The early months of a relationship may be characterized by frequent sex, but couples need to learn quickly how to establish good communication and to adjust their sexual behaviour to suit each other’s needs, as desire usually wanes as a relationship progresses. Should this communication not occur, dysfunctional patterns may develop potentially resulting in sexual problems and relationship difficulties.

Early parenthood

The time taken for sexual interest to return after childbirth is variable and in some women, can be a year or more. Problems can result from a difficult birthing experience or postnatal depression but more commonly are due to tiredness and the difficulties coping with the demands of the new baby.

Middle age

When the novelty of a sexual relationship has worn off, sexual activity usually becomes less frequent and this may cause anxieties. Couples may feel they ‘ought’ to be having sex more often. Stresses at work for both partners in combination with social commitments can make it difficult for them to find time to relax together. In the years before the menopause, women often have menstrual problems. After the menopause, there may be a reduction in sexual interest or a problem with vaginal dryness; these can usually be corrected by hormone replacement therapy.

Old age

There is a decline in erectile function with age, which can be a manifestation of physical disease (Fig. 25.5). Postmenopausal women may experience low libido and vaginal dryness or atrophy. These factors can impact on the couple’s sexual relationship.

The functions of sex

It is important to remember how much people differ from one another and how wide the range of normality may be.

Reproduction

Reproductive sex is often limited to a short interval in a couple’s relationship once conception has occurred. Couples who have fertility problems may find that it causes difficulty with their sex life, or conversely may find, that after they achieve pregnancy it is difficult to have sex for pleasure only.

Physical Exercise

Sexual activity is a form of physical exercise, which improves self-esteem and feelings of well-being but is also something to bear in mind in people with physical problems, such as angina.

Pleasure

Though sex is readily associated with pleasure, there are in some cultures taboos that prevent some people from enjoying sex.

Pair-bonding

Enjoying sex means lowering one’s defences, and sharing this experience strengthens the bond between partners. People who have had to build particularly strong defences, for example, after emotional abuse in childhood, may have difficulty in relinquishing them.

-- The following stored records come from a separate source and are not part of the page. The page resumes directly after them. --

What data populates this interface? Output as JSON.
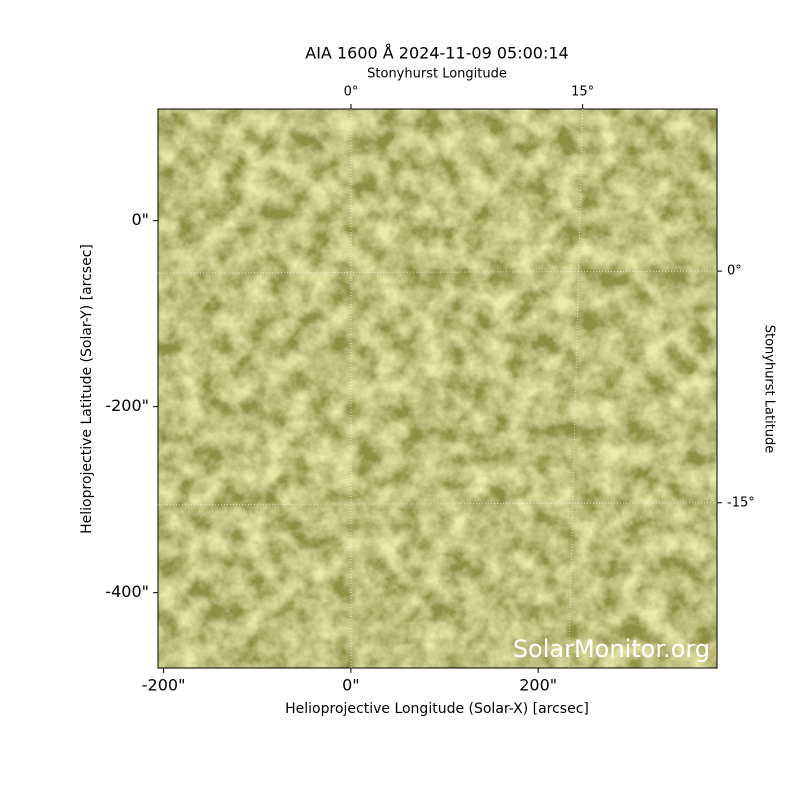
{
  "chart_data": {
    "type": "image",
    "title": "AIA 1600 Å 2024-11-09 05:00:14",
    "xlabel": "Helioprojective Longitude (Solar-X) [arcsec]",
    "ylabel": "Helioprojective Latitude (Solar-Y) [arcsec]",
    "x2label": "Stonyhurst Longitude",
    "y2label": "Stonyhurst Latitude",
    "watermark": "SolarMonitor.org",
    "xlim": [
      -206,
      391
    ],
    "ylim": [
      -481,
      120
    ],
    "xticks": [
      {
        "value": -200,
        "label": "-200\""
      },
      {
        "value": 0,
        "label": "0\""
      },
      {
        "value": 200,
        "label": "200\""
      }
    ],
    "yticks": [
      {
        "value": 0,
        "label": "0\""
      },
      {
        "value": -200,
        "label": "-200\""
      },
      {
        "value": -400,
        "label": "-400\""
      }
    ],
    "x2lim": [
      -12.5,
      23.7
    ],
    "y2lim": [
      -25.7,
      10.5
    ],
    "x2ticks": [
      {
        "value": 0,
        "label": "0°"
      },
      {
        "value": 15,
        "label": "15°"
      }
    ],
    "y2ticks": [
      {
        "value": 0,
        "label": "0°"
      },
      {
        "value": -15,
        "label": "-15°"
      }
    ],
    "grid": true
  }
}
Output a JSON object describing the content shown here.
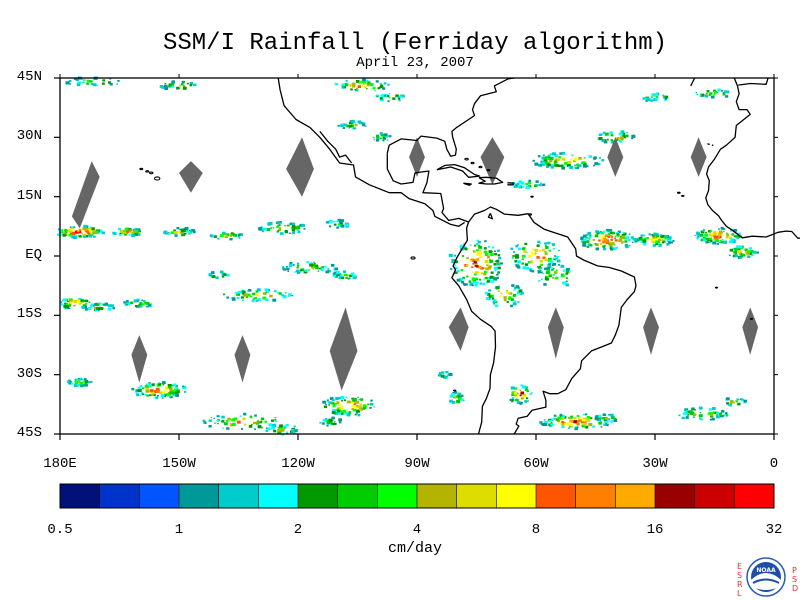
{
  "title": "SSM/I Rainfall (Ferriday algorithm)",
  "date": "April 23, 2007",
  "latitude_labels": [
    "45N",
    "30N",
    "15N",
    "EQ",
    "15S",
    "30S",
    "45S"
  ],
  "latitude_values": [
    45,
    30,
    15,
    0,
    -15,
    -30,
    -45
  ],
  "longitude_labels": [
    "180E",
    "150W",
    "120W",
    "90W",
    "60W",
    "30W",
    "0"
  ],
  "longitude_values": [
    -180,
    -150,
    -120,
    -90,
    -60,
    -30,
    0
  ],
  "colorbar": {
    "units": "cm/day",
    "tick_labels": [
      "0.5",
      "1",
      "2",
      "4",
      "8",
      "16",
      "32"
    ],
    "tick_values": [
      0.5,
      1,
      2,
      4,
      8,
      16,
      32
    ],
    "colors": [
      "#00127a",
      "#0033cc",
      "#0055ff",
      "#00999a",
      "#00cccc",
      "#00ffff",
      "#009900",
      "#00cc00",
      "#00ff00",
      "#b4b400",
      "#dddd00",
      "#ffff00",
      "#ff5500",
      "#ff8000",
      "#ffaa00",
      "#990000",
      "#cc0000",
      "#ff0000"
    ]
  },
  "no_data_color": "#666666",
  "logo": {
    "left_letters": [
      "E",
      "S",
      "R",
      "L"
    ],
    "right_letters": [
      "P",
      "S",
      "D"
    ],
    "seal": "NOAA"
  }
}
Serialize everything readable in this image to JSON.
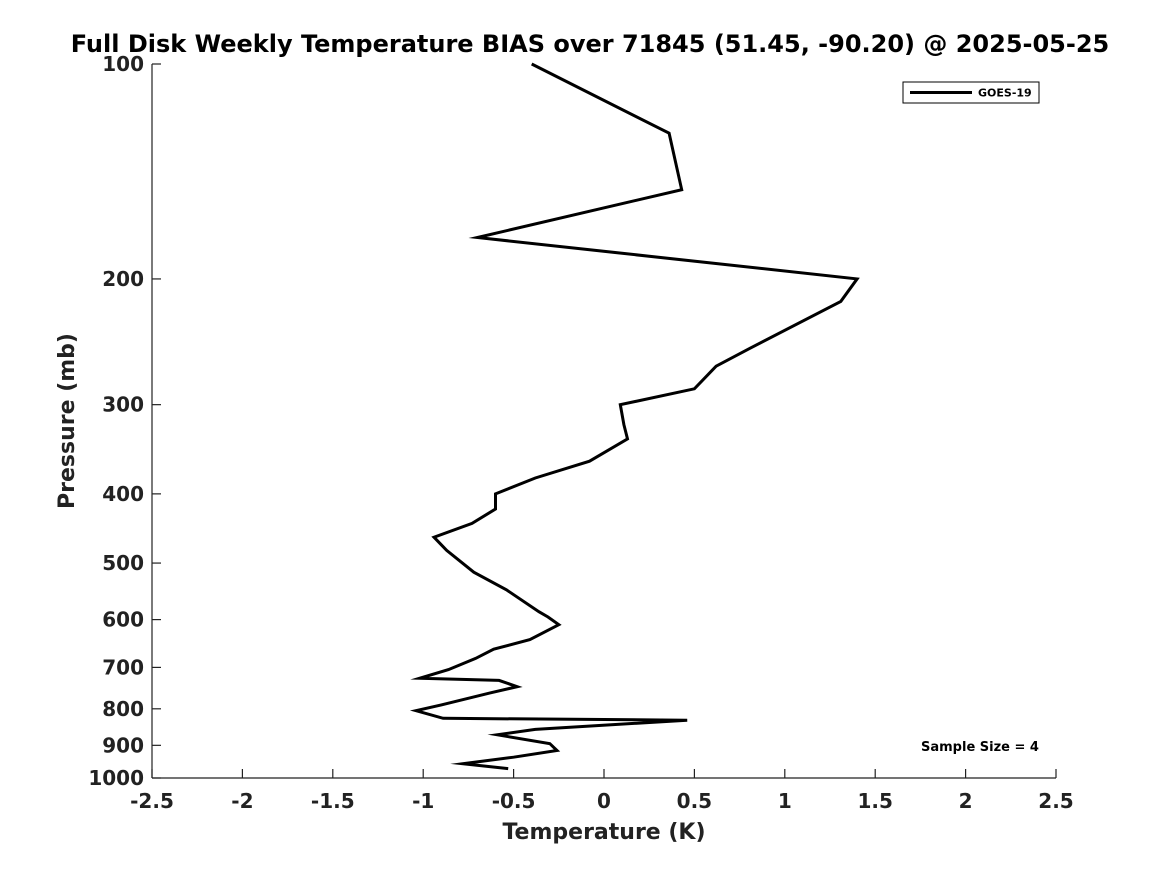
{
  "chart_data": {
    "type": "line",
    "title": "Full Disk Weekly Temperature BIAS over 71845 (51.45, -90.20) @ 2025-05-25",
    "xlabel": "Temperature (K)",
    "ylabel": "Pressure (mb)",
    "xlim": [
      -2.5,
      2.5
    ],
    "ylim": [
      100,
      1000
    ],
    "yscale": "log",
    "reversed_y": true,
    "x_ticks": [
      -2.5,
      -2,
      -1.5,
      -1,
      -0.5,
      0,
      0.5,
      1,
      1.5,
      2,
      2.5
    ],
    "x_tick_labels": [
      "-2.5",
      "-2",
      "-1.5",
      "-1",
      "-0.5",
      "0",
      "0.5",
      "1",
      "1.5",
      "2",
      "2.5"
    ],
    "y_ticks": [
      100,
      200,
      300,
      400,
      500,
      600,
      700,
      800,
      900,
      1000
    ],
    "y_tick_labels": [
      "100",
      "200",
      "300",
      "400",
      "500",
      "600",
      "700",
      "800",
      "900",
      "1000"
    ],
    "grid": false,
    "legend_position": "top-right",
    "annotation": "Sample Size = 4",
    "series": [
      {
        "name": "GOES-19",
        "color": "#000000",
        "points": [
          [
            -0.4,
            100
          ],
          [
            0.36,
            125
          ],
          [
            0.43,
            150
          ],
          [
            -0.7,
            175
          ],
          [
            1.4,
            200
          ],
          [
            1.31,
            215
          ],
          [
            0.81,
            250
          ],
          [
            0.62,
            265
          ],
          [
            0.5,
            285
          ],
          [
            0.09,
            300
          ],
          [
            0.11,
            320
          ],
          [
            0.13,
            335
          ],
          [
            -0.08,
            360
          ],
          [
            -0.38,
            380
          ],
          [
            -0.6,
            400
          ],
          [
            -0.6,
            420
          ],
          [
            -0.73,
            440
          ],
          [
            -0.94,
            460
          ],
          [
            -0.87,
            480
          ],
          [
            -0.72,
            515
          ],
          [
            -0.54,
            545
          ],
          [
            -0.36,
            585
          ],
          [
            -0.31,
            595
          ],
          [
            -0.25,
            610
          ],
          [
            -0.41,
            640
          ],
          [
            -0.61,
            660
          ],
          [
            -0.71,
            680
          ],
          [
            -0.86,
            705
          ],
          [
            -1.02,
            725
          ],
          [
            -0.58,
            730
          ],
          [
            -0.48,
            745
          ],
          [
            -0.63,
            760
          ],
          [
            -0.9,
            790
          ],
          [
            -1.04,
            805
          ],
          [
            -0.89,
            825
          ],
          [
            0.46,
            830
          ],
          [
            -0.38,
            855
          ],
          [
            -0.59,
            870
          ],
          [
            -0.3,
            895
          ],
          [
            -0.26,
            915
          ],
          [
            -0.5,
            935
          ],
          [
            -0.78,
            955
          ],
          [
            -0.53,
            970
          ]
        ]
      }
    ]
  }
}
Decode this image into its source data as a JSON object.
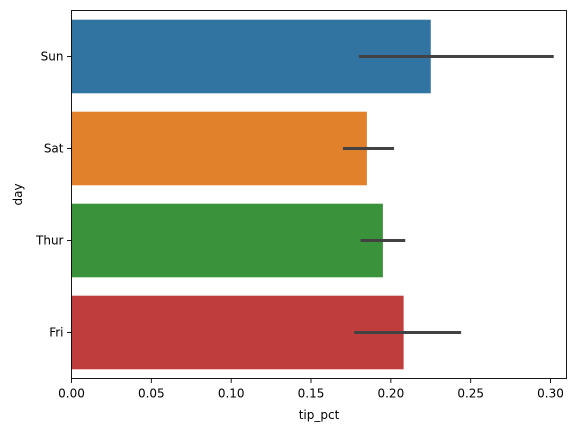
{
  "chart_data": {
    "type": "bar",
    "orientation": "horizontal",
    "xlabel": "tip_pct",
    "ylabel": "day",
    "xlim": [
      0.0,
      0.31
    ],
    "xticks": [
      0.0,
      0.05,
      0.1,
      0.15,
      0.2,
      0.25,
      0.3
    ],
    "xtick_labels": [
      "0.00",
      "0.05",
      "0.10",
      "0.15",
      "0.20",
      "0.25",
      "0.30"
    ],
    "categories": [
      "Sun",
      "Sat",
      "Thur",
      "Fri"
    ],
    "values": [
      0.225,
      0.185,
      0.195,
      0.208
    ],
    "error_low": [
      0.18,
      0.17,
      0.181,
      0.177
    ],
    "error_high": [
      0.302,
      0.202,
      0.209,
      0.244
    ],
    "colors": [
      "#3274a1",
      "#e1812c",
      "#3a923a",
      "#c03d3e"
    ],
    "error_color": "#424242",
    "grid": false,
    "legend": "none"
  }
}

Asserting masculinity or femininity

People may use sexual activity to reassure themselves about their sexuality.

Bolstering self-esteem

Satisfactory sex can improve one’s self-esteem however, for some, promiscuous behaviour to accomplish this can have negative consequences.

Achieving power

Some people see the sexual relationship in terms of dominance and submission. This can apply to coitus itself, or to the power to allow or deny access to sex. Rape can be seen as an example of this.

Reducing anxiety or tension

This can be helpful for most people but in some cases, can cause relationship or personal problems through risk taking, for example, promiscuity or use of internet pornography.

Material gain

Prostitution is the most obvious form of sex for gain, and is often the result of poverty. Marriage, even nowadays, may also be a way of using sex to buy security.

History-taking

Some sexual problems may present as another symptom such as pelvic pain, or are discovered fortuitously, for example, when a routine enquiry is made about contraception. It is not possible to take a detailed sexual history from every patient whatever their complaint, but it is reasonable, particularly in a gynaecological clinic, to ask one or two questions about sex as a routine; for example, ‘Do you have any trouble with intercourse?’ or, if appropriate, ‘Is this symptom worse after intercourse?’ An evasive reply may suggest that all is not well which may require some further sensitive questioning.